I suppose you are talking about situation when there is one publisher and many different applications (microservices) that process messages from a message queue. It's worth noticing that we are talking about applications that have different business purpose but not about many instances of the same application.

I would recommend to follow the next suggestions:

  1. One queue is always contains messages of one type. In other words when you deserialize json you should know exactly what class it should be.
  2. In most cases one microservice == one VS solution == one repository.
  3. You would like to share the class to deserialize json between microservices. For this purpose you can create a nuget package with it's interface. This nuget should contains DTO classes without any business logic. Usually we call this nuget "*.Contracts".

The main feature of microservice architecture is simplicity of system modification and those advices should help you to keep it simple from one side and prevent a hell of having absolutely unstructured system (3rd advice) from another side.

One more notice about a case when there is one publisher and one consumer. This can happen when you want to process data in background (for instance, some process can take a lot of time but your website should answer to client immediately. Customer in this case usually is a webjob).
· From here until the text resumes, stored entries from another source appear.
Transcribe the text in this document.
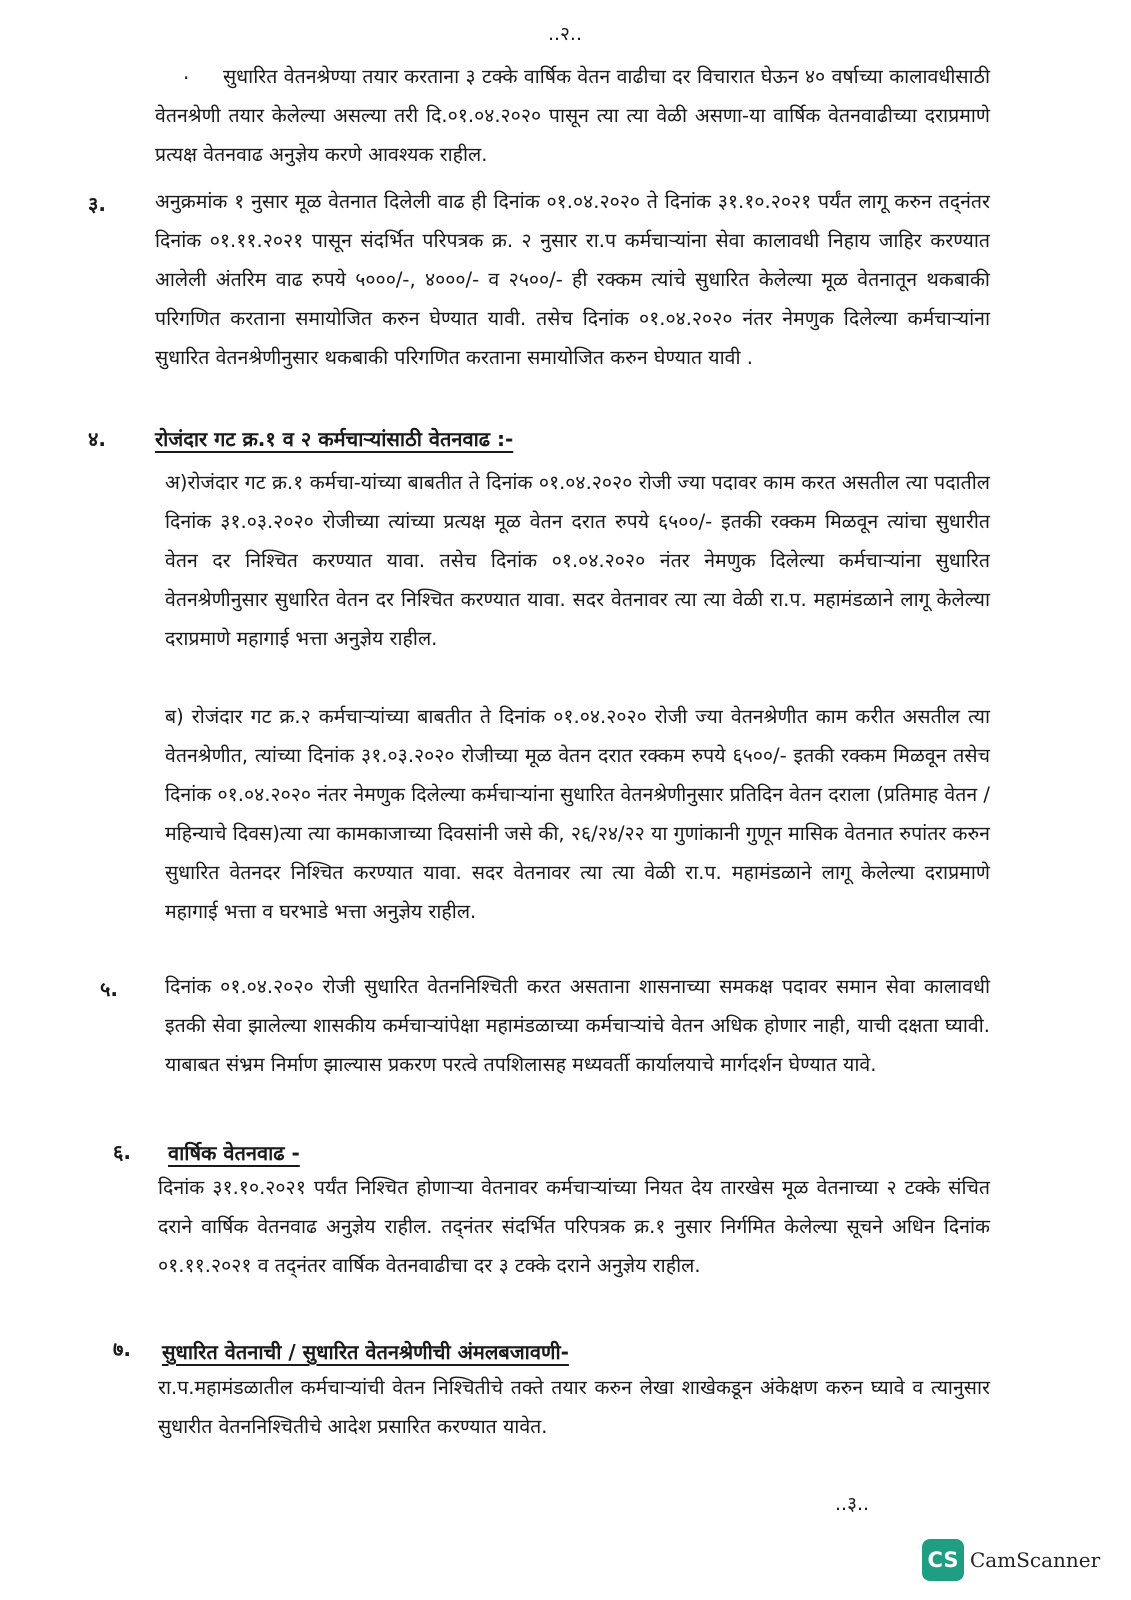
..२..
.	सुधारित वेतनश्रेण्या तयार करताना ३ टक्के वार्षिक वेतन वाढीचा दर विचारात घेऊन ४० वर्षाच्या कालावधीसाठी वेतनश्रेणी तयार केलेल्या असल्या तरी दि.०१.०४.२०२० पासून त्या त्या वेळी असणा-या वार्षिक वेतनवाढीच्या दराप्रमाणे प्रत्यक्ष वेतनवाढ अनुज्ञेय करणे आवश्यक राहील.

३.	अनुक्रमांक १ नुसार मूळ वेतनात दिलेली वाढ ही दिनांक ०१.०४.२०२० ते दिनांक ३१.१०.२०२१ पर्यंत लागू करुन तद्नंतर दिनांक ०१.११.२०२१ पासून संदर्भित परिपत्रक क्र. २ नुसार रा.प कर्मचाऱ्यांना सेवा कालावधी निहाय जाहिर करण्यात आलेली अंतरिम वाढ रुपये ५०००/-, ४०००/- व २५००/- ही रक्कम त्यांचे सुधारित केलेल्या मूळ वेतनातून थकबाकी परिगणित करताना समायोजित करुन घेण्यात यावी. तसेच दिनांक ०१.०४.२०२० नंतर नेमणुक दिलेल्या कर्मचाऱ्यांना सुधारित वेतनश्रेणीनुसार थकबाकी परिगणित करताना समायोजित करुन घेण्यात यावी .

४. रोजंदार गट क्र.१ व २ कर्मचाऱ्यांसाठी वेतनवाढ :-

अ)रोजंदार गट क्र.१ कर्मचा-यांच्या बाबतीत ते दिनांक ०१.०४.२०२० रोजी ज्या पदावर काम करत असतील त्या पदातील दिनांक ३१.०३.२०२० रोजीच्या त्यांच्या प्रत्यक्ष मूळ वेतन दरात रुपये ६५००/- इतकी रक्कम मिळवून त्यांचा सुधारीत वेतन दर निश्चित करण्यात यावा. तसेच दिनांक ०१.०४.२०२० नंतर नेमणुक दिलेल्या कर्मचाऱ्यांना सुधारित वेतनश्रेणीनुसार सुधारित वेतन दर निश्चित करण्यात यावा. सदर वेतनावर त्या त्या वेळी रा.प. महामंडळाने लागू केलेल्या दराप्रमाणे महागाई भत्ता अनुज्ञेय राहील.

ब) रोजंदार गट क्र.२ कर्मचाऱ्यांच्या बाबतीत ते दिनांक ०१.०४.२०२० रोजी ज्या वेतनश्रेणीत काम करीत असतील त्या वेतनश्रेणीत, त्यांच्या दिनांक ३१.०३.२०२० रोजीच्या मूळ वेतन दरात रक्कम रुपये ६५००/- इतकी रक्कम मिळवून तसेच दिनांक ०१.०४.२०२० नंतर नेमणुक दिलेल्या कर्मचाऱ्यांना सुधारित वेतनश्रेणीनुसार प्रतिदिन वेतन दराला (प्रतिमाह वेतन / महिन्याचे दिवस)त्या त्या कामकाजाच्या दिवसांनी जसे की, २६/२४/२२ या गुणांकानी गुणून मासिक वेतनात रुपांतर करुन सुधारित वेतनदर निश्चित करण्यात यावा. सदर वेतनावर त्या त्या वेळी रा.प. महामंडळाने लागू केलेल्या दराप्रमाणे महागाई भत्ता व घरभाडे भत्ता अनुज्ञेय राहील.

५. दिनांक ०१.०४.२०२० रोजी सुधारित वेतननिश्चिती करत असताना शासनाच्या समकक्ष पदावर समान सेवा कालावधी इतकी सेवा झालेल्या शासकीय कर्मचाऱ्यांपेक्षा महामंडळाच्या कर्मचाऱ्यांचे वेतन अधिक होणार नाही, याची दक्षता घ्यावी. याबाबत संभ्रम निर्माण झाल्यास प्रकरण परत्वे तपशिलासह मध्यवर्ती कार्यालयाचे मार्गदर्शन घेण्यात यावे.

६. वार्षिक वेतनवाढ -

दिनांक ३१.१०.२०२१ पर्यंत निश्चित होणाऱ्या वेतनावर कर्मचाऱ्यांच्या नियत देय तारखेस मूळ वेतनाच्या २ टक्के संचित दराने वार्षिक वेतनवाढ अनुज्ञेय राहील. तद्नंतर संदर्भित परिपत्रक क्र.१ नुसार निर्गमित केलेल्या सूचने अधिन दिनांक ०१.११.२०२१ व तद्नंतर वार्षिक वेतनवाढीचा दर ३ टक्के दराने अनुज्ञेय राहील.

७. सुधारित वेतनाची / सुधारित वेतनश्रेणीची अंमलबजावणी-

रा.प.महामंडळातील कर्मचाऱ्यांची वेतन निश्चितीचे तक्ते तयार करुन लेखा शाखेकडून अंकेक्षण करुन घ्यावे व त्यानुसार सुधारीत वेतननिश्चितीचे आदेश प्रसारित करण्यात यावेत.

..३..
CS CamScanner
For this cases we are using one solution (repository) with both publisher and consumer for simplicity development.

Upvotes: 0

memoricab
memoricab

Reputation: 453

I recently designed and developed a software that communicating with other components via AMQP implemented by RabbitMQ.

As my matter of design I wrote a reusable service class which is being called by other service classes. That is happening in service layer or you can say business layer.

But as you asked if there are several applications and all of them need to implement RabbitMQ client I would create a library/module/package that can be easily imported to applications and configurable.